Maybe I've been reading more biographies about women who do or have done great things than usual, but I'm feeling a little depressed by the universal fact that women (still) have the hurdle of being born a woman to contend with and overcome before they go on to any other great things (and, more often than not, while they are going on to great things...) Levy begins her book, "Ruth Bader Ginsburg's life has been . . . One disagreement after another. Disagreeable? No. Determined? Yes. This is how Ruth Bader Ginsburg changed her life - and ours." Here Levy makes the subtle point that women often have to disagree with what is presented to them to move around, under or over discrimination, actions that can lead to name calling much worse than "disagreeable." Ruth had a mother who took her to the library, where she found role models in women who did big things.
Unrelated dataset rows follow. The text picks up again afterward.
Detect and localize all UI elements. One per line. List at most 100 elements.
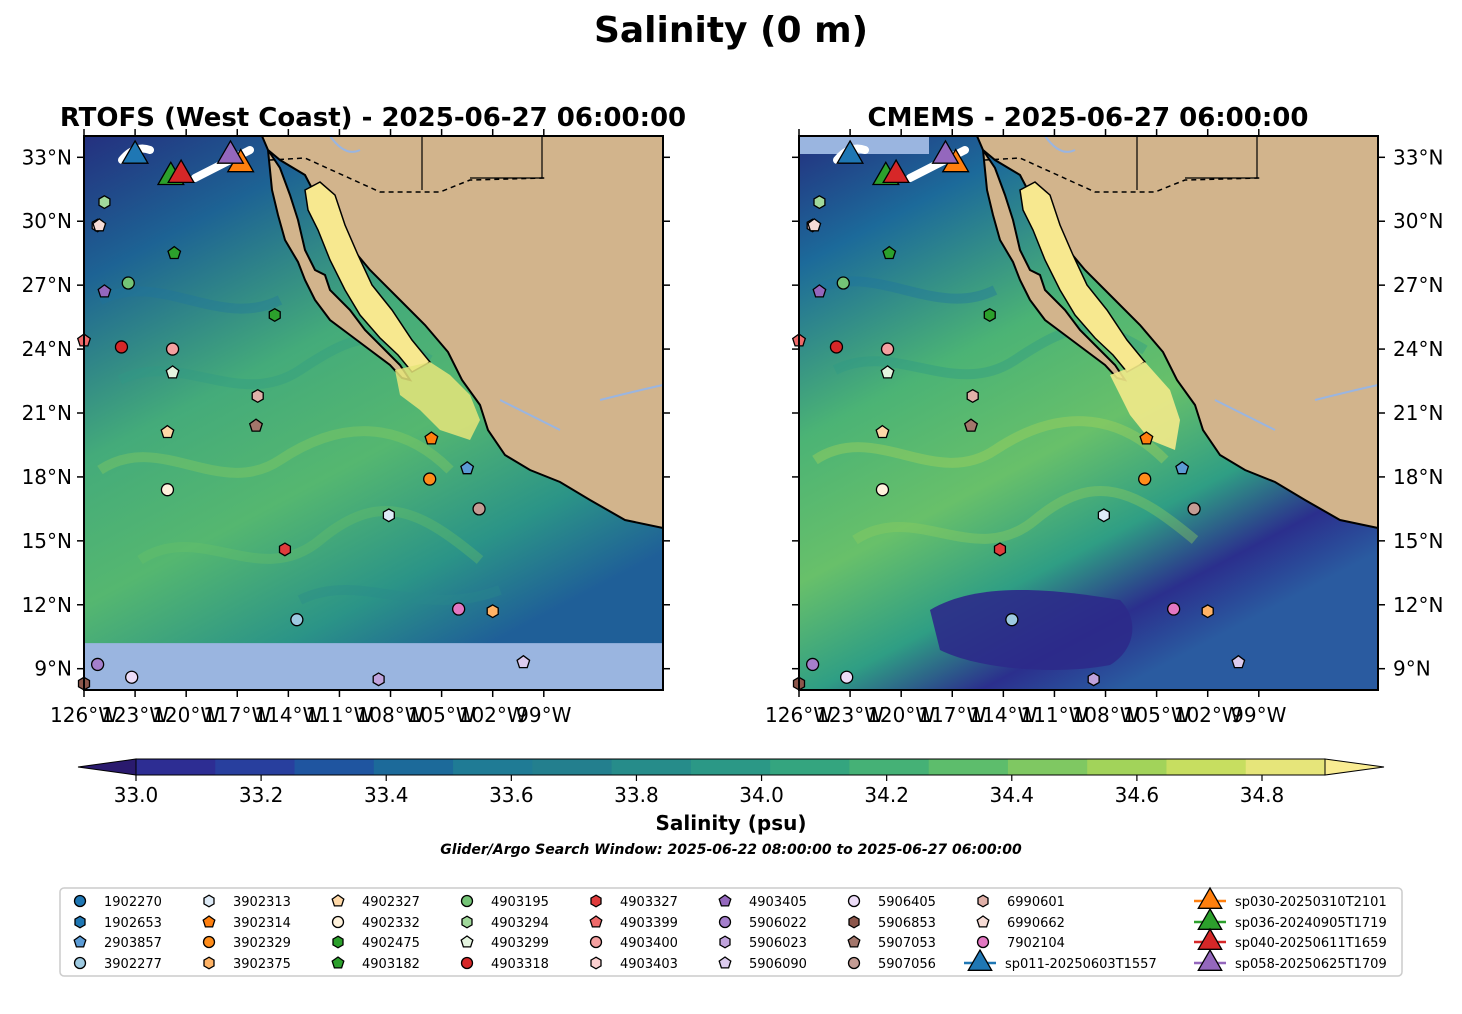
- colorbar-segment: [1087, 759, 1167, 775]
- argo-float-marker: [125, 670, 139, 684]
- colorbar-segment: [215, 759, 296, 775]
- panel-title-rtofs: RTOFS (West Coast) - 2025-06-27 06:00:00: [60, 103, 686, 133]
- x-tick-label: 117°W: [918, 703, 986, 727]
- colorbar-tick-label: 34.8: [1240, 783, 1285, 807]
- legend-label: 4903400: [620, 936, 678, 951]
- x-tick-label: 114°W: [254, 703, 322, 727]
- argo-float-marker: [290, 613, 304, 627]
- y-tick-label: 12°N: [22, 593, 72, 617]
- argo-float-marker: [486, 604, 499, 619]
- legend-label: 4903195: [491, 895, 549, 910]
- argo-float-marker: [372, 672, 385, 687]
- argo-float-marker: [1166, 602, 1181, 616]
- colorbar-segment: [373, 759, 454, 775]
- panel-title-cmems: CMEMS - 2025-06-27 06:00:00: [868, 103, 1309, 133]
- coastal-fresh-plume-rtofs: [395, 362, 480, 440]
- legend-label: 1902270: [104, 895, 162, 910]
- legend-label: 4903399: [620, 916, 678, 931]
- colorbar-segments: [77, 758, 1385, 776]
- argo-float-marker: [472, 502, 486, 516]
- x-tick-label: 105°W: [1123, 703, 1191, 727]
- argo-float-marker: [160, 483, 175, 497]
- legend-marker: [332, 935, 344, 949]
- argo-float-marker: [875, 483, 890, 497]
- colorbar-segment: [690, 759, 771, 775]
- x-tick-label: 114°W: [969, 703, 1037, 727]
- argo-float-marker: [836, 276, 850, 290]
- colorbar-frame: [135, 758, 1326, 776]
- legend-label: 4903405: [749, 895, 807, 910]
- colorbar-tick-label: 33.4: [364, 783, 409, 807]
- colorbar-extend-min: [77, 758, 137, 776]
- axes-rtofs: 126°W123°W120°W117°W114°W111°W108°W105°W…: [22, 129, 670, 727]
- legend-marker: [73, 894, 87, 908]
- colorbar-tick-label: 33.2: [239, 783, 284, 807]
- argo-float-marker: [880, 365, 895, 379]
- argo-float-marker: [1175, 460, 1190, 475]
- legend-marker: [203, 894, 215, 908]
- x-tick-label: 126°W: [50, 703, 118, 727]
- legend-marker: [73, 956, 87, 970]
- y-tick-label: 27°N: [1393, 273, 1443, 297]
- y-tick-label: 30°N: [1393, 209, 1443, 233]
- legend-label: sp036-20240905T1719: [1235, 916, 1387, 931]
- x-tick-label: 99°W: [1231, 703, 1286, 727]
- argo-float-marker: [983, 307, 996, 323]
- argo-float-marker: [165, 342, 180, 356]
- colorbar-tick-label: 33.8: [614, 783, 659, 807]
- x-tick-label: 99°W: [516, 703, 571, 727]
- colorbar: 33.0 33.2 33.4 33.6 33.8 34.0 34.2 34.4 34.6 34.8…: [77, 758, 1385, 858]
- argo-float-marker: [875, 424, 890, 439]
- no-data-band-cmems: [799, 136, 929, 154]
- legend-label: 5906090: [749, 957, 807, 972]
- x-tick-label: 108°W: [1072, 703, 1140, 727]
- legend-marker: [718, 956, 732, 969]
- glider-marker: [836, 139, 865, 164]
- legend-marker: [847, 956, 861, 970]
- intl-border-rtofs: [269, 157, 546, 193]
- legend-label: 1902653: [104, 916, 162, 931]
- y-tick-label: 24°N: [22, 337, 72, 361]
- legend-marker: [718, 915, 732, 929]
- legend-marker: [203, 956, 215, 970]
- legend-marker: [718, 894, 732, 907]
- colorbar-ticks: 33.0 33.2 33.4 33.6 33.8 34.0 34.2 34.4 34.6 34.8: [114, 775, 1285, 807]
- y-tick-label: 30°N: [22, 209, 72, 233]
- argo-float-marker: [993, 542, 1007, 557]
- legend-marker: [202, 935, 216, 949]
- colorbar-segment: [611, 759, 692, 775]
- colorbar-segment: [770, 759, 850, 775]
- argo-float-marker: [813, 195, 826, 210]
- legend-marker: [719, 935, 731, 949]
- argo-float-marker: [1231, 654, 1246, 669]
- legend-glider-marker: [967, 948, 993, 971]
- argo-float-marker: [1138, 472, 1152, 486]
- colorbar-segment: [532, 759, 613, 775]
- state-border-cmems: [1136, 136, 1258, 190]
- glider-marker: [167, 158, 196, 184]
- legend-frame: [59, 887, 1403, 977]
- argo-float-marker: [840, 670, 854, 684]
- argo-float-marker: [451, 602, 466, 616]
- y-tick-label: 33°N: [1393, 145, 1443, 169]
- argo-float-marker: [165, 365, 180, 379]
- x-tick-label: 102°W: [459, 703, 527, 727]
- argo-float-marker: [812, 284, 827, 298]
- legend-marker: [589, 935, 603, 949]
- colorbar-segment: [1007, 759, 1088, 775]
- legend-marker: [74, 915, 86, 929]
- argo-float-marker: [423, 472, 437, 486]
- legend-label: 4902332: [362, 916, 420, 931]
- y-tick-label: 18°N: [1393, 465, 1443, 489]
- legend-items: 1902270 1902653 2903857 3902277 3902313 39023…: [73, 886, 1387, 972]
- argo-float-marker: [248, 418, 264, 432]
- argo-float-marker: [460, 460, 475, 475]
- legend-label: sp058-20250625T1709: [1235, 957, 1387, 972]
- legend-label: sp011-20250603T1557: [1005, 957, 1157, 972]
- legend-label: 5906022: [749, 916, 807, 931]
- argo-float-marker: [278, 542, 292, 557]
- x-tick-label: 120°W: [867, 703, 935, 727]
- legend-marker: [331, 956, 345, 969]
- argo-float-marker: [805, 657, 820, 672]
- argo-float-marker: [966, 388, 979, 404]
Ruth took her first stand and protested when she was in elementary school. As a lefty, she was forced to use her right hand and failed her penmanship test. She protested and used her left hand, exhibiting handwriting that was quite nice. Being a rule breaker isn't always hard, but knowing which rules and when to break them is a talent and Ruth had it. She was sensitive to prejudice and unfairness, fuel for her fire.
Ruth lost her mother the day before her high school graduation, but continued on to Cornell University, knowing that this was what her mother wanted. There she met Marty Ginsburg, who inspired her to attend Harvard law school with him where she was one of nine women out of 500 men. By the time she graduated she had three strikes against her: she was a woman, a Jew and a mother. She struggled to find a job. Eventually, she found herself arguing for equal treatment of women before the Supreme Court.
The challenge of I Dissent! Ruth Bader Ginsburg Makes Her Mark is presenting her work as a Supreme Court judge in a way that young readers can grasp and Levy does this briefly and well. The inequality and prejudice that RBG dealt with as a child, young woman and professional is the main focus of Levy's book, but it does all lead organically and integrally to the end and her tenure as a Supreme Court judge. Levy even takes two pages to feature her friendship with Justice Antonin Scalia, a Justice she disagreed with often in court. While this is a unique detail from RBG's life, it also feels very needed and important in a time when there is so much disagreement and friction, to put it nicely, between fellow Americans.
There's no question that Justice Ruth Bader Ginsburg is an inspirational figure to girls, women and anyone discriminated against or subject to injustice. Debbie Levy and Elizabeth Baddeley have created a book that is the prefect first look at this invaluable human being.